Even with breaking news, power outages and beaches inundated during Hurricane Irma, the Times has never broken an inviolate law: Send the paper to press.

Below, in the reel room, workers changed out rolls. Along the paper’s flow, copies were shuffled into piles, strapped into bundles, then kicked along a belt. On the loading dock, workers wheeled carts into the shells of trucks.

By a quarter after 11, they had some 55,000 papers outstanding. Then, in a little ad in a corner of 10C, Butcher saw the blue ink sliding out of place. The press exhaled to a stop. A replacement plate arrived. They swapped it for the misaligned one, then revved back up to speed. Just a blip.

At the other press, with the clock showing 15 minutes left in the run, McTier rubbed his hands together, pleased. Not even midnight. It had been an unremarkable night, really, smooth as could be, except for how close it fell to the end.

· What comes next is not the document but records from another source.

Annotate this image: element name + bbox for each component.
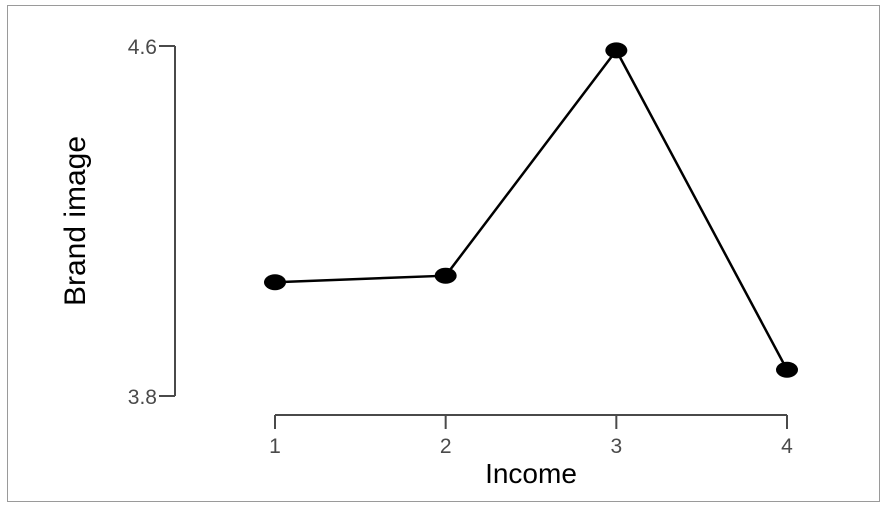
series-line	[274, 49, 789, 371]
data-point	[605, 42, 628, 59]
data-point	[264, 274, 286, 291]
data-point	[776, 361, 798, 378]
x-tick-label: 3	[610, 435, 622, 458]
y-axis-title: Brand image	[59, 136, 92, 306]
y-tick-label: 4.6	[128, 36, 157, 59]
x-tick-label: 1	[269, 435, 281, 458]
y-tick-label: 3.8	[128, 386, 157, 409]
x-tick-label: 4	[781, 435, 793, 458]
chart-frame	[7, 5, 880, 502]
data-point	[434, 267, 457, 284]
x-axis-title: Income	[485, 458, 577, 489]
x-tick-label: 2	[440, 435, 452, 458]
series-layer	[264, 42, 798, 378]
x-axis: 1 2 3 4	[269, 414, 793, 458]
y-axis: 3.8 4.6	[128, 36, 176, 409]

He readied the rags for the wipe down and, soon, hit a button labeled the COME ON DOWN HORN. Beep, beeeep, it sounded, and the paper slowed in its web. The press began to hiss, relieving the night’s pressure. The docks had long since emptied. The last truck readied to leave.

Peterson bent to scrape gobs of spilled ink into a trough. A battered boombox played 98ROCK while McTier sang, “Another brick in the wall …

They dipped gray rags into a mix of water and solvent and scrubbed away the day’s ink and headlines. They piled spent plates into a bin. Alarms rang as the rollers moved until all was blank, the web restrung, for the next run.

“Anybody else ready to go home?” McTier said. “It must be that time.”